Add computed fields with $addFields

$project is powerful, but it forces you to think about every field you want to keep. When you only need to add or overwrite a value while preserving everything else, $addFields is the simpler choice. It augments each document in the pipeline output with new or updated fields (computed values, derived flags, classification labels) without disturbing the rest of the document. Like all aggregation stages, $addFields only affects query results. It doesn't change the documents stored in your collection.

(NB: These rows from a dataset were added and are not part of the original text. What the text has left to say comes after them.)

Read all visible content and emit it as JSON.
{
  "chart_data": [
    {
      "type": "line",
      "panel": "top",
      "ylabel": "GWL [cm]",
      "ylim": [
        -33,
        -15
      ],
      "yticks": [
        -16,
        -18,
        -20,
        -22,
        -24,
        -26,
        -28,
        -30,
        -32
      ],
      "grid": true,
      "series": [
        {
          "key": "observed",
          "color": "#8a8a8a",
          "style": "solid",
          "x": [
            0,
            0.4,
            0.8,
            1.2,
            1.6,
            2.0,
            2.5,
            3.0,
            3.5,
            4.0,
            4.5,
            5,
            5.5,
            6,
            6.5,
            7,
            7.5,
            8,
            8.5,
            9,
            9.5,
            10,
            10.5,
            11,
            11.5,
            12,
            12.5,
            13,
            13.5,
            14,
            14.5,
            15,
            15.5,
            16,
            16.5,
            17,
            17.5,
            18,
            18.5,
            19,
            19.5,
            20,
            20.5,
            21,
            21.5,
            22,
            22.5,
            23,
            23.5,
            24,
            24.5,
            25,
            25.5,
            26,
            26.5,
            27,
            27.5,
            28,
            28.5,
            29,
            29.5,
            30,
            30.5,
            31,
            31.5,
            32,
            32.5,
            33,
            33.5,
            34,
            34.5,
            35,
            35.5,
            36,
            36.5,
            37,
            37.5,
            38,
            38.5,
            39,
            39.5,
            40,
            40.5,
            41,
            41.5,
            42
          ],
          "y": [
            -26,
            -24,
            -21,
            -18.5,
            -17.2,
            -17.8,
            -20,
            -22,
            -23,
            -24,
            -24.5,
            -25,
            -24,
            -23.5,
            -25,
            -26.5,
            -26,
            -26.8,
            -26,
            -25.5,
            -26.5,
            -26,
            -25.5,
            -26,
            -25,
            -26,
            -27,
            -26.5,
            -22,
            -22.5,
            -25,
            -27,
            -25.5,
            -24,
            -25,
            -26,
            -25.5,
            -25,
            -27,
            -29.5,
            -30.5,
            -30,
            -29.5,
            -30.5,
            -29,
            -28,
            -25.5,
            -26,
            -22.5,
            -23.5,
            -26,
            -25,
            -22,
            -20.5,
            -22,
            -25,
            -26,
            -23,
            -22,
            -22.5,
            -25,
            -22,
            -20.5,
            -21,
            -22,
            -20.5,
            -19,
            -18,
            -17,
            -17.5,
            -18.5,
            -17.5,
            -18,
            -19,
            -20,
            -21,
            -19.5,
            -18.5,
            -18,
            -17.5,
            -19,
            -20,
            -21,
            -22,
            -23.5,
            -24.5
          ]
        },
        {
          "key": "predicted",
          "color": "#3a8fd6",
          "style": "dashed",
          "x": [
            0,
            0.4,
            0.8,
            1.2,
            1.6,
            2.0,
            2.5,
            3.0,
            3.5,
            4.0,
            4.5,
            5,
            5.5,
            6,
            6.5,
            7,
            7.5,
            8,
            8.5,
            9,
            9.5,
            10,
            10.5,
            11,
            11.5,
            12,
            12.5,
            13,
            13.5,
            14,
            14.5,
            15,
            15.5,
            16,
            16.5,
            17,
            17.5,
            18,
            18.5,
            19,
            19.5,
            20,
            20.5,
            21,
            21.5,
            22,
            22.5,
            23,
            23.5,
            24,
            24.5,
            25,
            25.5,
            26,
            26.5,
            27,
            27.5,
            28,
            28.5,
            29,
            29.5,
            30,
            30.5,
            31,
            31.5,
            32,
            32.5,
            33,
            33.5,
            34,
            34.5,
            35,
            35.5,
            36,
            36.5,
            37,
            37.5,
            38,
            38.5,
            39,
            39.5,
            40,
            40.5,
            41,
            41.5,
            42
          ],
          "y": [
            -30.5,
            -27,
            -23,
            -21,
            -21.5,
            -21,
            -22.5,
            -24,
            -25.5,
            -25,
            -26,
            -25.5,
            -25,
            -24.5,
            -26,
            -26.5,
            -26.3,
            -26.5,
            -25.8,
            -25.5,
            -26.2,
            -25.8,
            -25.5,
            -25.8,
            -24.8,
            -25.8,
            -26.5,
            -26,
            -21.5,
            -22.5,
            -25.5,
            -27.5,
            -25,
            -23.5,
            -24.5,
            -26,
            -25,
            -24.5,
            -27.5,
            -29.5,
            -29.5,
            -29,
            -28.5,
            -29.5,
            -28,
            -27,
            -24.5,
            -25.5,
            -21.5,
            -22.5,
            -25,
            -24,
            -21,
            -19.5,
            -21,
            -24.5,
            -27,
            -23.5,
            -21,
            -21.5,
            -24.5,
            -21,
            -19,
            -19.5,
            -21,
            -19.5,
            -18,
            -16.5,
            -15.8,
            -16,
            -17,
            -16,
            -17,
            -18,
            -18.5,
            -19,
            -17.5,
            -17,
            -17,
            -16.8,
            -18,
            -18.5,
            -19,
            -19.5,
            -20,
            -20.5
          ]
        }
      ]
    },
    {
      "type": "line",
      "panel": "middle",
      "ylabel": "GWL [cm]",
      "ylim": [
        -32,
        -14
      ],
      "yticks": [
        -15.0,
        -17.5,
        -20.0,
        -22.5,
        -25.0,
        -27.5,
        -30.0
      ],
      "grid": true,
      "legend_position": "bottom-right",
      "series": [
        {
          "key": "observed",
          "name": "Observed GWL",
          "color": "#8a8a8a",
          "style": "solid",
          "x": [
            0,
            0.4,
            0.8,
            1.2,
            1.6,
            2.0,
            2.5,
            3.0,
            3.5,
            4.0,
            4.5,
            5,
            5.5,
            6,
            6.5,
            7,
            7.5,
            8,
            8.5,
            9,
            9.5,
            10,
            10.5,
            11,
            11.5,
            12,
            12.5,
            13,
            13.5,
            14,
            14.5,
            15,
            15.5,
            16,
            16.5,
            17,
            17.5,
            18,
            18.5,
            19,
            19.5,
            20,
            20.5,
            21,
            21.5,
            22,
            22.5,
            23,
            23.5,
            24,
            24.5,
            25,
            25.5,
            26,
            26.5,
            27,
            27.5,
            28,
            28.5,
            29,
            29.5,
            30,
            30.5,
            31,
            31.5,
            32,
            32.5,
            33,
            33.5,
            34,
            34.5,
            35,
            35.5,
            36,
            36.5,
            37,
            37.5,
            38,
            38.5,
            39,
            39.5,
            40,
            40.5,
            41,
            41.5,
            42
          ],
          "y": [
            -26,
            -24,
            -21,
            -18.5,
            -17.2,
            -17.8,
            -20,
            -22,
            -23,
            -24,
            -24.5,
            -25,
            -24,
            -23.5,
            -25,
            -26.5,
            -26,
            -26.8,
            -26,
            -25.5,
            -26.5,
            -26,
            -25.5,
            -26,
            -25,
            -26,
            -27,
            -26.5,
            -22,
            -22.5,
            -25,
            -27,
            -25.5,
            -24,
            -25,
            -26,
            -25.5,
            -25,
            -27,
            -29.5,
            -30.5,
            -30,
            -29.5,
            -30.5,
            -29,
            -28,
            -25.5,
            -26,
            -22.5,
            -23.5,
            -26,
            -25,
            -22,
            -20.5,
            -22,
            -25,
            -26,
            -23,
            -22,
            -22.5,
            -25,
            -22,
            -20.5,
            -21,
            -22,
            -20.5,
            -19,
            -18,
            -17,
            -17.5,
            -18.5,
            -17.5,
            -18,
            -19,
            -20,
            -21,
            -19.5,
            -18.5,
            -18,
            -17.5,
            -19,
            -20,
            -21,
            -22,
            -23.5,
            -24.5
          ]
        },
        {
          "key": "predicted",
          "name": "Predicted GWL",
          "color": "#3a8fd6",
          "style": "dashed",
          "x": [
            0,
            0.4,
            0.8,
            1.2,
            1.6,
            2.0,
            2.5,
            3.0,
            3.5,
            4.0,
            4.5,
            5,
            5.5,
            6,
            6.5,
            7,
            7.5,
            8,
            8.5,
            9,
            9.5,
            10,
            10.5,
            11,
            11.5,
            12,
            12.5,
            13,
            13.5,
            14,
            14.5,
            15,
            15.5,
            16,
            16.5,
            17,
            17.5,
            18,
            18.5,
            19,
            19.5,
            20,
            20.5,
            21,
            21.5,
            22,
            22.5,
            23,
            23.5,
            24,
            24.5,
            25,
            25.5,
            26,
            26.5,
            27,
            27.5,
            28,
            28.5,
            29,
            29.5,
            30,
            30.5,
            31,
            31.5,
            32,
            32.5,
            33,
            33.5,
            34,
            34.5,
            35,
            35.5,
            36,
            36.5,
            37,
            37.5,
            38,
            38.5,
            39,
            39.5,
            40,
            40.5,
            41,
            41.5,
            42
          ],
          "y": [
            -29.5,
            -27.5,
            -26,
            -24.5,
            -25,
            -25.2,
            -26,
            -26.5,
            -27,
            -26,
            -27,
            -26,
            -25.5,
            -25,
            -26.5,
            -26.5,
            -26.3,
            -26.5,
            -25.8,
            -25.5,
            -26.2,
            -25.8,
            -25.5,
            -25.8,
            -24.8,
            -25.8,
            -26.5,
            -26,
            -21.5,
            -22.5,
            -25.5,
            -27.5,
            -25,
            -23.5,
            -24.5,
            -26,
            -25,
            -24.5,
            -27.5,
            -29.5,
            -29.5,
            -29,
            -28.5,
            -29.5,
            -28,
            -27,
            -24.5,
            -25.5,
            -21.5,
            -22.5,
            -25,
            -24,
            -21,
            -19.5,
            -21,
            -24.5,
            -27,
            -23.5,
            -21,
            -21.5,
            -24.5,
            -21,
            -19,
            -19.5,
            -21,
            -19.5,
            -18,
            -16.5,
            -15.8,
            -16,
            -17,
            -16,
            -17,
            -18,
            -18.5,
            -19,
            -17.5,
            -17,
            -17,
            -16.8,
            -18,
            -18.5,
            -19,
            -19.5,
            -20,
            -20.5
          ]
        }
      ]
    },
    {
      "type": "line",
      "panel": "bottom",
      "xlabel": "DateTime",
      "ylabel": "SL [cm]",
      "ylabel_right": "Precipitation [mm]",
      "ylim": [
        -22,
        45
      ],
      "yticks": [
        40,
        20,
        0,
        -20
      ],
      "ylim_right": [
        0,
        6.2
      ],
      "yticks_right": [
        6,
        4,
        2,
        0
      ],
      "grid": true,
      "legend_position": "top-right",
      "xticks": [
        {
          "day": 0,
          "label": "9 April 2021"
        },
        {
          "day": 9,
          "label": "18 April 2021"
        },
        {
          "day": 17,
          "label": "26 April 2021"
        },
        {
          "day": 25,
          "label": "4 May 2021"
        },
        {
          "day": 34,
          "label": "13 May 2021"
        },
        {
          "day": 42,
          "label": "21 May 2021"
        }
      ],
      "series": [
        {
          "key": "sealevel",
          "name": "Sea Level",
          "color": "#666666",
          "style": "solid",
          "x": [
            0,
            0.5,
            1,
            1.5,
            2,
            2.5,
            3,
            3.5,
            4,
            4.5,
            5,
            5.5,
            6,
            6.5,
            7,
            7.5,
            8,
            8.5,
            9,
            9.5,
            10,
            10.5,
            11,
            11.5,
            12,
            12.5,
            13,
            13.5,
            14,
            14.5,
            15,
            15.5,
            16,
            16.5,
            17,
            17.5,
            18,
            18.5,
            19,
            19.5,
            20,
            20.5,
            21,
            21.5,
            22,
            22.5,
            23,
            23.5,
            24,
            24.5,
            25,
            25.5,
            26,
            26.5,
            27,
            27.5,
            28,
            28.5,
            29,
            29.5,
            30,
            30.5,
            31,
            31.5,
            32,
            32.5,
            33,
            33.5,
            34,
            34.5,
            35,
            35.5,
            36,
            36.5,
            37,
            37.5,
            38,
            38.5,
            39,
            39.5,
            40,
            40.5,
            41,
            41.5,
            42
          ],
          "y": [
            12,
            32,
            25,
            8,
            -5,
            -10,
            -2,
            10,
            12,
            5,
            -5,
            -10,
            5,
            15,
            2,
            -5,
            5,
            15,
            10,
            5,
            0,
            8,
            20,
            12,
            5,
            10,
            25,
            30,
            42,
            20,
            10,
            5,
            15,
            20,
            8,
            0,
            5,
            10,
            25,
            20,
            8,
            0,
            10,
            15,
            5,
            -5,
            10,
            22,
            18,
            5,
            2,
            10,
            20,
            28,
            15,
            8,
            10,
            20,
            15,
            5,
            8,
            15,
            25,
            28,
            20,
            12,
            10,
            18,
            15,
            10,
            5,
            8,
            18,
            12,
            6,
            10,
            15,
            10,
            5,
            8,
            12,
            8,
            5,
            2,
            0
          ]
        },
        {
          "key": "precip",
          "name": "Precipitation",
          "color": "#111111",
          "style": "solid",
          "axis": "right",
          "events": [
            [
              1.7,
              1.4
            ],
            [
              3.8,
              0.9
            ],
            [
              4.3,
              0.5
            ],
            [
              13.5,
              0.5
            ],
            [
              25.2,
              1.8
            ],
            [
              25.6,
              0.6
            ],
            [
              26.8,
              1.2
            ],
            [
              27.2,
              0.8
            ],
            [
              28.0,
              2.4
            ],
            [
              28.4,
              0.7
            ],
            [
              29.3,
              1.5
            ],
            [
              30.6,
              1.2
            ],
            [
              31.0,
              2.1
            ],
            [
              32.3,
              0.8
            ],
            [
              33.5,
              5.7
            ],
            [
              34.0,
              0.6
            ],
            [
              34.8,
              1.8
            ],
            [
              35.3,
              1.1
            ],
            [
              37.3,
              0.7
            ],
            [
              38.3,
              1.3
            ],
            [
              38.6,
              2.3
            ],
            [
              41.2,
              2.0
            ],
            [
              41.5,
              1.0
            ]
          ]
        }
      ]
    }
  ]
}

// Add a price tier label based on price ranges
db.products.aggregate([
  {
    $addFields: {
      price_tier: {
        $switch: {
          branches: [
            { case: { $lt: ["$price", 50] }, then: "budget" },
            { case: { $lt: ["$price", 500] }, then: "mid-range" }
          ],
          default: "premium"
        }
      }
    }
  }
])

Tip

Place $match stages as early as possible in your pipeline. Filtering data early reduces the number of documents that flow through expensive stages like $group, $lookup, and $unwind.

You now know the full set of MongoDB Query Language (MQL) operations. You learned how to insert, query, update, delete, and aggregate documents. In the module's hands-on exercise, you put them to work building an end-to-end product catalog and sales summary on your own Azure DocumentDB cluster.